Les fenêtres de la somptueuse chambre à coucher de la générale ne donnaient pas sur la bruyante place du château ; elles s’ouvraient sur la rue des Turcs qui aboutit à cette place. Un matin, il y eut de la paille étendue pour amortir le bruit des voitures, et dans la maison une jeune mère tint son premier enfant dans ses bras.

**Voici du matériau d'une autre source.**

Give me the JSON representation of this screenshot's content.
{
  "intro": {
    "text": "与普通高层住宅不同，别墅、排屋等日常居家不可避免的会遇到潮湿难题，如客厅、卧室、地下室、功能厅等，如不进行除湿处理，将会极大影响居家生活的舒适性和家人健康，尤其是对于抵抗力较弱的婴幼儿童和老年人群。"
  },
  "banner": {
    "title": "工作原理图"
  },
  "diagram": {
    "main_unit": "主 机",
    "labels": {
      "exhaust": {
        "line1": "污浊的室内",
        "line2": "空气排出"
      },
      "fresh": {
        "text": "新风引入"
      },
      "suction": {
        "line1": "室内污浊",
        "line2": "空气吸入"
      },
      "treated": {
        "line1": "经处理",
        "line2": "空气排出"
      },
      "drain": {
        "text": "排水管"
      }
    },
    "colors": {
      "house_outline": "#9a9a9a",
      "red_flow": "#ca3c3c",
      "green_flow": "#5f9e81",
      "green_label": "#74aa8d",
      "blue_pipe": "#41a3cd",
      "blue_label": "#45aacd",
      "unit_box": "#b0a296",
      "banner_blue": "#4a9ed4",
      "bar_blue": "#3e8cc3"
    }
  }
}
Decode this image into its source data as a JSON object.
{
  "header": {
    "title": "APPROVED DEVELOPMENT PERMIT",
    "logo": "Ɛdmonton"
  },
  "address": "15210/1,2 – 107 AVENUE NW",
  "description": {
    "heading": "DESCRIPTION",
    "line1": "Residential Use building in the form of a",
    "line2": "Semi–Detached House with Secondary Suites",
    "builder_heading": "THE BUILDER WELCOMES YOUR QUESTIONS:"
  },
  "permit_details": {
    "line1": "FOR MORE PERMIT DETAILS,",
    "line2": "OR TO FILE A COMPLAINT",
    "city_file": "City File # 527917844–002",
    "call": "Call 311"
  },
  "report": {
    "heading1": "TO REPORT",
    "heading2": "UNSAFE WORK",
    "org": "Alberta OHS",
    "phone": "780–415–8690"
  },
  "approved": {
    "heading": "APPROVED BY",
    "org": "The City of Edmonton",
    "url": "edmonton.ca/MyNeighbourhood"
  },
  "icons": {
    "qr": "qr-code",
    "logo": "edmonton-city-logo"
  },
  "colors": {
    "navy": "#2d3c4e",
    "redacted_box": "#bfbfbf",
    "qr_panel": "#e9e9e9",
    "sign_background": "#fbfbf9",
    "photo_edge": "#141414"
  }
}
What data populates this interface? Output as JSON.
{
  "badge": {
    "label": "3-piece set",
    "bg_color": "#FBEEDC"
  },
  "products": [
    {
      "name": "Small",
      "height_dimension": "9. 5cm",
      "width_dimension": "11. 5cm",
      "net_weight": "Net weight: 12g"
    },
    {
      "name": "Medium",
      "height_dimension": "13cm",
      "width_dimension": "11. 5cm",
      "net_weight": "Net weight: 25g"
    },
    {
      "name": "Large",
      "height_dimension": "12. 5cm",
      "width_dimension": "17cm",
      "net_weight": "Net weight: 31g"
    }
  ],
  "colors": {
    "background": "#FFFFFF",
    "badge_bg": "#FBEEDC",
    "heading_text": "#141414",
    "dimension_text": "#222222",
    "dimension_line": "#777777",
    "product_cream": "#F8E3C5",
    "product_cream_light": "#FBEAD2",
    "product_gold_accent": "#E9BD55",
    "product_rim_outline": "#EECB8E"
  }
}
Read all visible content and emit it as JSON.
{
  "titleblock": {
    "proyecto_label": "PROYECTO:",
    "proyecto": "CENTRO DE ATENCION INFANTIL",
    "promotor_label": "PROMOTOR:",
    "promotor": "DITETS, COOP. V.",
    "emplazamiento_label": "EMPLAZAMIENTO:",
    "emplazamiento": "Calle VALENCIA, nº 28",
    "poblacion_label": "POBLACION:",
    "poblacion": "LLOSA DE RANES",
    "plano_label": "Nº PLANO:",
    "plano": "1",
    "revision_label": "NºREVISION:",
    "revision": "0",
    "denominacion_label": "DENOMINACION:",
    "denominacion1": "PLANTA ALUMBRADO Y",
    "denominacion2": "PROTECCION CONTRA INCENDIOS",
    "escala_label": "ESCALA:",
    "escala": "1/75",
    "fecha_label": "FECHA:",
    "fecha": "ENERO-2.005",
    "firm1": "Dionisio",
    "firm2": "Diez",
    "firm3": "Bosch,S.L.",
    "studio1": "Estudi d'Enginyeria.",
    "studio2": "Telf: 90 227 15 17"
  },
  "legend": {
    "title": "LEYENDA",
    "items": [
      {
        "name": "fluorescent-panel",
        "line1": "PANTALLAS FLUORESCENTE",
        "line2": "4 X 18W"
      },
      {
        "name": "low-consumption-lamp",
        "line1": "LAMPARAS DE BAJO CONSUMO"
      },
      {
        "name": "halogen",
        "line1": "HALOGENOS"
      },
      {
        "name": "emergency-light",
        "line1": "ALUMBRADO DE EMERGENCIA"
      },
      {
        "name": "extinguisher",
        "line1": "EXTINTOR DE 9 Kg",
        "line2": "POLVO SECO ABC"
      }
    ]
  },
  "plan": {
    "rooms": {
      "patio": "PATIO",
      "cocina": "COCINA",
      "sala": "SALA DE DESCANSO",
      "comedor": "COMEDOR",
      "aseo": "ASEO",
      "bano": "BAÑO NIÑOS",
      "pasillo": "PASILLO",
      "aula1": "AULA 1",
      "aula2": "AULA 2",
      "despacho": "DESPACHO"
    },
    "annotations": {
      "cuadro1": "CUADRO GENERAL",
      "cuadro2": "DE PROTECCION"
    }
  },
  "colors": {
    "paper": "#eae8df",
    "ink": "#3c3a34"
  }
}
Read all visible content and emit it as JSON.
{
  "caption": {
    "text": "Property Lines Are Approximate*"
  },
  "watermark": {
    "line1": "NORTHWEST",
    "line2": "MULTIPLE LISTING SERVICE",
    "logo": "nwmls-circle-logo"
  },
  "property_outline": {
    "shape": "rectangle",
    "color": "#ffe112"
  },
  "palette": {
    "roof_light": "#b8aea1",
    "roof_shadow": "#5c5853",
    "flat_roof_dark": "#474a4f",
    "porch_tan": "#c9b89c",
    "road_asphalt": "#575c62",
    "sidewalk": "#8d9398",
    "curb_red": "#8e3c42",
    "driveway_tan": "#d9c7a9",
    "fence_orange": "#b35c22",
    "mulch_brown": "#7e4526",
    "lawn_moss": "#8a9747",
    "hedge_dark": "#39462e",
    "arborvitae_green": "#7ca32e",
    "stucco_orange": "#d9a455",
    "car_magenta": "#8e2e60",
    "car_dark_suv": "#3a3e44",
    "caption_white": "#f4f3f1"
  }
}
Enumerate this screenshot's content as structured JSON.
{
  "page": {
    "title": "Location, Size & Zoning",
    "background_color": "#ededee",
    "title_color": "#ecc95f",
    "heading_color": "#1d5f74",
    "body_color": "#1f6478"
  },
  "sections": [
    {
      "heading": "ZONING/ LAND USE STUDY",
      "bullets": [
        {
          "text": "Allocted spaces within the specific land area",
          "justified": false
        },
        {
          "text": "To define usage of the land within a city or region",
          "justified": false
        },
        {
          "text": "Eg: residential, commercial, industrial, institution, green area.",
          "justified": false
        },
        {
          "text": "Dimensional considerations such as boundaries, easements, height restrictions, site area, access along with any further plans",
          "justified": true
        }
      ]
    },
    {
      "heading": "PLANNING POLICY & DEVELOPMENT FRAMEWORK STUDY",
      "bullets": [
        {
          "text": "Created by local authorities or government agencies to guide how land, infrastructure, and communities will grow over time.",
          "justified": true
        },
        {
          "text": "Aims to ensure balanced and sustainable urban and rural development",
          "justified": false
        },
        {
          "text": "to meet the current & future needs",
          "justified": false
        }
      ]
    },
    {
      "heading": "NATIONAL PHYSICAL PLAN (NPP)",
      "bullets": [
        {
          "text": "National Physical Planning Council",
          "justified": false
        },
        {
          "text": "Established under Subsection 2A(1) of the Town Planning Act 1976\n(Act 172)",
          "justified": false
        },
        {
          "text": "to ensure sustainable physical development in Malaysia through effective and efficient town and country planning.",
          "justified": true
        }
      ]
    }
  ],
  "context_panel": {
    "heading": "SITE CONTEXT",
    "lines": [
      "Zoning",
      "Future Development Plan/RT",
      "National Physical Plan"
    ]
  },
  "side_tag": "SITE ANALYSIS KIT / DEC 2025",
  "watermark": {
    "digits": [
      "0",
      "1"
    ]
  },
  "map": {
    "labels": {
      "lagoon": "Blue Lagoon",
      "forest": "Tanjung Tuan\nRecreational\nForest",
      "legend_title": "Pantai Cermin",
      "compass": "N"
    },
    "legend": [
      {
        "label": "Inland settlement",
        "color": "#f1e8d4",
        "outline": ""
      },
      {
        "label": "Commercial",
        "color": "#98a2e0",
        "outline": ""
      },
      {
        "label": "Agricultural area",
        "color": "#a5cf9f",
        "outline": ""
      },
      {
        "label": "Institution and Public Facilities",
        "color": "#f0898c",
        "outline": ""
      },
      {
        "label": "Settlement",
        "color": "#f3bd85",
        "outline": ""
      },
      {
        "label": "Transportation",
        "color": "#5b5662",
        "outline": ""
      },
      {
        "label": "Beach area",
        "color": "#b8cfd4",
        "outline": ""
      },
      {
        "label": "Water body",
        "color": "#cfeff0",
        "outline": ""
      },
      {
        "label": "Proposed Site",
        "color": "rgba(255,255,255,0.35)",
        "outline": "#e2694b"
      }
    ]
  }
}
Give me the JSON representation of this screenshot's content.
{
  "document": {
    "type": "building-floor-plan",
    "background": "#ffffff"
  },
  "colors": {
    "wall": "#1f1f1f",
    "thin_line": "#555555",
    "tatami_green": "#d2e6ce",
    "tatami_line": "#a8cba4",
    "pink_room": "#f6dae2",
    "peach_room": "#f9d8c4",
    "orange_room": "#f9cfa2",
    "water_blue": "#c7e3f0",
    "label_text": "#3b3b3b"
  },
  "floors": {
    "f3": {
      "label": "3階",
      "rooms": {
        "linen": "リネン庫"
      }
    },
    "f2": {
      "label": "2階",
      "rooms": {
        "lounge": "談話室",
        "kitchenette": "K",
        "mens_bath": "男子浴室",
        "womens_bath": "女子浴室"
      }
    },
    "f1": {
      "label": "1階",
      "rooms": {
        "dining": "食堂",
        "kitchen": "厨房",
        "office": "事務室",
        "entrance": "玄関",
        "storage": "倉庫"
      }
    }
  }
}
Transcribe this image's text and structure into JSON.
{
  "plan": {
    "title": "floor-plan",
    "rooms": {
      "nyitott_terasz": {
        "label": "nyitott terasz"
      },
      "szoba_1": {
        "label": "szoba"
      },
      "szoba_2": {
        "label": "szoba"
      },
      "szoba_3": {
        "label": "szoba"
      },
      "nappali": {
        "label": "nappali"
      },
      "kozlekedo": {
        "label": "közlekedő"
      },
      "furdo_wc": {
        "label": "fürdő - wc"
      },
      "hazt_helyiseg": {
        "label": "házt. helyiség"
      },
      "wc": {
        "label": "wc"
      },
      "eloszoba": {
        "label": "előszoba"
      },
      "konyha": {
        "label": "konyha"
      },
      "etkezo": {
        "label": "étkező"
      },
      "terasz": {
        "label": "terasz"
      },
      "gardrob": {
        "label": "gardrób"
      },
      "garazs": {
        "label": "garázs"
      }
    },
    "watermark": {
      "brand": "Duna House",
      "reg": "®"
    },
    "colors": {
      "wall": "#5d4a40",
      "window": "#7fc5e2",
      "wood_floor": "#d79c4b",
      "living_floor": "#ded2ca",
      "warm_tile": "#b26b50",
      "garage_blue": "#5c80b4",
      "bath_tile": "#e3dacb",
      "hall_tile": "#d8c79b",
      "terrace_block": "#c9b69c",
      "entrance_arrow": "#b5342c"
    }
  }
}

Ce jour-là Hanna fut heureuse comme jamais elle n’aurait cru l’être. En entendant le premier cri de son enfant, un sourire indescriptible illumina sa belle figure naguère assombrie par la douleur. Le général pleurait de contentement ; toute la maison était en joyeux émoi. Dans tout ce qui s’y passait, s’y disait, il y avait une certaine angoisse, une certaine gravité.

On aurait cru qu’un grand événement venait de se produire. Les rideaux des fenêtres étaient si soigneusement tirés qu’il faisait presque noir dans la chambre de la jeune mère et chacun marchait sur la pointe des pieds, quoique les tapis épais fussent là pour adoucir le bruit des pas. Personne n’osait parler haut.

Et tout cela pour qui ?

Pour un enfant venu au monde très-faible, pour un enfant qui sera sottement élevé, instruit, et qui fera un jour un homme maladif, malheureux.